Saturday Night Fever

You want to know a dirty little secret?  This is something that I’ve told very little people… something that sounds bizarre, shameful and maybe even confusing.  It’s confusing to me even when it comes out of my mouth.

Sometimes I miss “the life”…

I don’t miss the lies, the pain, the rejection and humiliation but there are parts of me that do miss the adrenaline rush.  I miss the feeling problem solving in a crisis.  I miss reading the actions of dangerous people and the the feeling of accomplishment when I was able to talk my way out of the bad situation.  This is horrible, but I miss feeling like I had a one-up on the world.  There were all those “squares” out there that had no bloody clue as to what real life was like.  They’d stress out about having too much homework or because their boss didn’t give them enough shifts at work.  I knew that I was capable of handling so much more than the normal stress.  I prided myself on being strong.  I dealt with the feeling of being an outsider by saying instead that at least I wasn’t naive.

There is a type of Saturday Night Fever to this life.  I’d choose to embrace the adrenaline instead of dreading the fear. As a way of coping I’d say that this life was my choice, that it was exciting and a rush because that was so much easier than admitting to myself that I was a victim.  We’ve all been on the inside and on the outside of a joke… it always feels better to be “in the know,” even if the secret is horrible.

What’s interesting though is the very things that wound a trafficking victim also work to develop the skills in a survivor.  You see, from having to endure extraordinarily tough situations when I was younger I now have the ability to handle multi-task and manage stress.  I had to read people well back then in order to survive.  Now I read people in order to work as a better part of a team.

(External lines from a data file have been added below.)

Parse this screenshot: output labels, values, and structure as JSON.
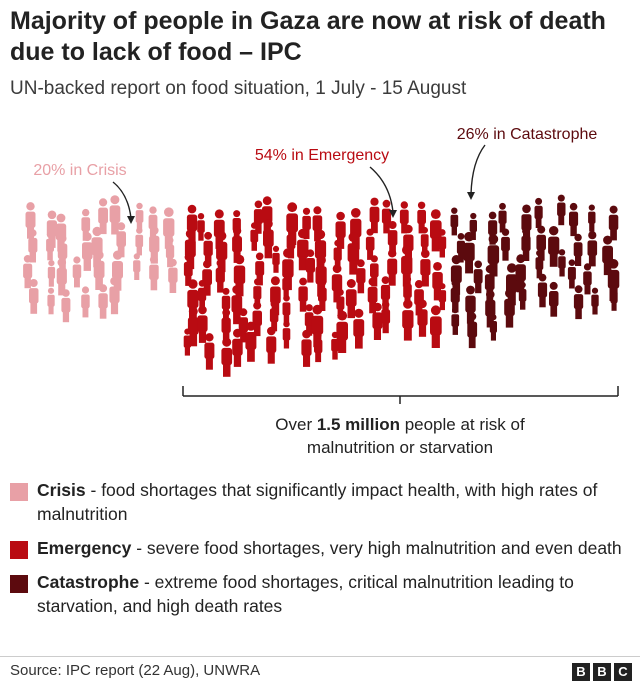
{
  "title": "Majority of people in Gaza are now at risk of death due to lack of food – IPC",
  "subtitle": "UN-backed report on food situation, 1 July - 15 August",
  "chart_data": {
    "type": "pictogram",
    "total_label_pre": "Over ",
    "total_label_bold": "1.5 million",
    "total_label_post": " people at risk of",
    "total_label_line2": "malnutrition or starvation",
    "series": [
      {
        "name": "Crisis",
        "percent": 20,
        "label": "20% in Crisis",
        "color": "#e8a0a6"
      },
      {
        "name": "Emergency",
        "percent": 54,
        "label": "54% in Emergency",
        "color": "#b90b12"
      },
      {
        "name": "Catastrophe",
        "percent": 26,
        "label": "26% in Catastrophe",
        "color": "#5c0a0e"
      }
    ]
  },
  "legend": [
    {
      "name": "Crisis",
      "desc": " - food shortages that significantly impact health, with high rates of malnutrition",
      "color": "#e8a0a6"
    },
    {
      "name": "Emergency",
      "desc": " - severe food shortages, very high malnutrition and even death",
      "color": "#b90b12"
    },
    {
      "name": "Catastrophe",
      "desc": " - extreme food shortages, critical malnutrition leading to starvation, and high death rates",
      "color": "#5c0a0e"
    }
  ],
  "footer": {
    "source": "Source: IPC report (22 Aug), UNWRA",
    "logo": [
      "B",
      "B",
      "C"
    ]
  }
}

If you’re looking for practical ways to help survivors then HIRE them.  Let us turn our survival skills into something productive for more than just living.  Because survivors often have criminal records from their period of abuse it becomes very difficult to find work.  Once healthy, survivors of domestic trafficking do great in sales, customer, social services positions as well as many others.  If your an employer, consider contacting your local rehabilitative programs to see if they have a participant in mind who would fit your open position.

May this blog serve as an education to those who do not yet know or understand the atrocities of trafficking and may it serve as an encouragement to those who understand it all too well.